A perception exists, in Texas and elsewhere, that estate planning is about avoiding taxes, but in fact it goes beyond that into even more fundamental issues of how to preserve and protect one’s estate. With respect to federal estate taxes, currently a married couple must have a combined estate over $10.6 million before exposure to a federal estate tax. Additionally, an individual should worry about income taxes during life prior to considering estate planning for a death tax. Income tax rates for a business owner, for example, can be as much as 50 percent under certain circumstances.

For a business person, it is the business during life that is the number one concern – it must be preserved in several key ways, or there will be no estate to plan. Where a small business is dependent on its founder, his or her disability or inactivity can depreciate the value of the business quickly. Thus, it is vital in many cases for the person preparing an estate plan to first focus on insurance and risk management so that the estate corpus can be protected from destruction.
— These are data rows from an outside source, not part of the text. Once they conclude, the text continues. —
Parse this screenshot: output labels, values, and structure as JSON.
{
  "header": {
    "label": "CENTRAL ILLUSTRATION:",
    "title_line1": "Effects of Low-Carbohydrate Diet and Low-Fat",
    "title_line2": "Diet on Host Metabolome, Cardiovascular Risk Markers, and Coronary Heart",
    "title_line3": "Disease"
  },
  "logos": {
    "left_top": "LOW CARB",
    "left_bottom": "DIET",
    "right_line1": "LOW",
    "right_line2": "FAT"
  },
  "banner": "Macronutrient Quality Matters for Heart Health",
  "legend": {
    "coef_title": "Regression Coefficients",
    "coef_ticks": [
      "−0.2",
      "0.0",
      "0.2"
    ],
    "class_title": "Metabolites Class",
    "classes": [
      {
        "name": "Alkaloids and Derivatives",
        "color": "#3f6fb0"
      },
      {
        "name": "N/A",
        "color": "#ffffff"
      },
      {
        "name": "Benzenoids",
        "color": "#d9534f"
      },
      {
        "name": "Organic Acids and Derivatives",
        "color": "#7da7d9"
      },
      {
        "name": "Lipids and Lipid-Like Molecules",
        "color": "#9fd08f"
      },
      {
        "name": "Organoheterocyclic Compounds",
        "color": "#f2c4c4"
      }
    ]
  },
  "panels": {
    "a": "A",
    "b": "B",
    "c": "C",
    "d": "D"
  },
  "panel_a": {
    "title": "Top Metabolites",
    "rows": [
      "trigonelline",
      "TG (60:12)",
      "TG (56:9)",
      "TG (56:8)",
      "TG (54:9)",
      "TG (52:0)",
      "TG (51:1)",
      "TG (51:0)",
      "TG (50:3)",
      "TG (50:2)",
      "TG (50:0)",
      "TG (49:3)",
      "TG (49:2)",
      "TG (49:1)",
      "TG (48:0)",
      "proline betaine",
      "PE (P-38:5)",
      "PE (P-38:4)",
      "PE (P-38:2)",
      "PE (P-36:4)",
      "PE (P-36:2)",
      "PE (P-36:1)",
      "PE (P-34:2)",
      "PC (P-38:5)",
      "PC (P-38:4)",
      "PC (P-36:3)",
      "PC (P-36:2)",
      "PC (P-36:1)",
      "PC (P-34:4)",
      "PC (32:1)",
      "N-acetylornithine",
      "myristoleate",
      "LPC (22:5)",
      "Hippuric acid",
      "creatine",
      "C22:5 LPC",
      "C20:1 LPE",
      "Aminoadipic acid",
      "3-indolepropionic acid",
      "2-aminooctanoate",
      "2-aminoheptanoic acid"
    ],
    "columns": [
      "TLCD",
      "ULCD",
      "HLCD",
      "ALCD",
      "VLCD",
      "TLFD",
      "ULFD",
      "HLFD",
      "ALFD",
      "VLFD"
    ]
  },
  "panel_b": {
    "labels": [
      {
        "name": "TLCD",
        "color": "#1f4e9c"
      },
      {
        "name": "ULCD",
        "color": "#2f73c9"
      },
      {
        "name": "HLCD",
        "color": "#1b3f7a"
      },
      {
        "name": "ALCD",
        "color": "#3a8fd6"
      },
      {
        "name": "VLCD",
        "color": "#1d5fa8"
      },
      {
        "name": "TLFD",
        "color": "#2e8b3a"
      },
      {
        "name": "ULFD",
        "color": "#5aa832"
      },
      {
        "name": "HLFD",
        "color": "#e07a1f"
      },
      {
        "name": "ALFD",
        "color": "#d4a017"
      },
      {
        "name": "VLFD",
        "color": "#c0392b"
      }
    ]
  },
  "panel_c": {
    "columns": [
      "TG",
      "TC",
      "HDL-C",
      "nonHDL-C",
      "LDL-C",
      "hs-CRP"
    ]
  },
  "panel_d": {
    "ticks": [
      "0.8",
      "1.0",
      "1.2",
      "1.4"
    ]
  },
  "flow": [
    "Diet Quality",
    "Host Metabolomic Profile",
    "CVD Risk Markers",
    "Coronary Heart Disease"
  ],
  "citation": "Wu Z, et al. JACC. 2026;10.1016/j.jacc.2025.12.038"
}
A business owner must make sure that the business will not become paralyzed by quarrels over ownership, valuation and ultimate control. A plan for business continuity can be instituted during life, with the result of having the business continue on, without needing drastic changes or psychic magic to know the future. Key man insurance coverage can fund a buyout agreement between partners or those business executives in a prime position to take over the business on the founder’s death. Additionally, the death of a founder or business owner can create other needs for liquidity.
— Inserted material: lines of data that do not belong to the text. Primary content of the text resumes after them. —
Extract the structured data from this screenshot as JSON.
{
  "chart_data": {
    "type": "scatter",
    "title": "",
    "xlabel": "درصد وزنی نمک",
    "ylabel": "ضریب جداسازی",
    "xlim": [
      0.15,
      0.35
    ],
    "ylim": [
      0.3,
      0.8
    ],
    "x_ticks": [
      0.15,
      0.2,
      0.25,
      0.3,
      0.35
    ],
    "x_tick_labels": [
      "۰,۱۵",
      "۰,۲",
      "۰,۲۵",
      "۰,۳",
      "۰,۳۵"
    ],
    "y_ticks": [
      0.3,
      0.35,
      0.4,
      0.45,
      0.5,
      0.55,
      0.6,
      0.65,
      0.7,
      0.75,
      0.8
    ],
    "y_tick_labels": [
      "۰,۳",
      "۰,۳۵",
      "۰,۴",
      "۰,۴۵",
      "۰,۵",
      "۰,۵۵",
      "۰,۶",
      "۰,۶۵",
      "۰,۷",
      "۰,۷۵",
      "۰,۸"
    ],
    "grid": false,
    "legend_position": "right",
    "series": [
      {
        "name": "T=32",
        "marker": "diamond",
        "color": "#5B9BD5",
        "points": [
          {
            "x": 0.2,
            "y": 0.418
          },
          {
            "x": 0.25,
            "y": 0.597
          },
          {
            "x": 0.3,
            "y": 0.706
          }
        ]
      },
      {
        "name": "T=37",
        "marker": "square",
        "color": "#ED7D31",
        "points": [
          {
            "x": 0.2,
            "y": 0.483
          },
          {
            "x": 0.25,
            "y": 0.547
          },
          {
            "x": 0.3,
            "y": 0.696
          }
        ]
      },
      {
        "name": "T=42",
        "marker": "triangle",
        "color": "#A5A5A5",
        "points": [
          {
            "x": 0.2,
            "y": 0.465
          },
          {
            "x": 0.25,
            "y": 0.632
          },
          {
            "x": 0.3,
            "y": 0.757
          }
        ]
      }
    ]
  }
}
This may involve paying creditors, settling accounts, supplementing lost revenue, funding a buyout and similar things that call for cash. This may put company assets in danger of wholesale liquidation. That crisis can, however, be prevented by estate planning that puts life insurance funding into place prior to death. A related problem is the struggle for control of the business by family members. In Texas and elsewhere, this can be eliminated by putting into effect a funded, iron-clad business succession plan during life.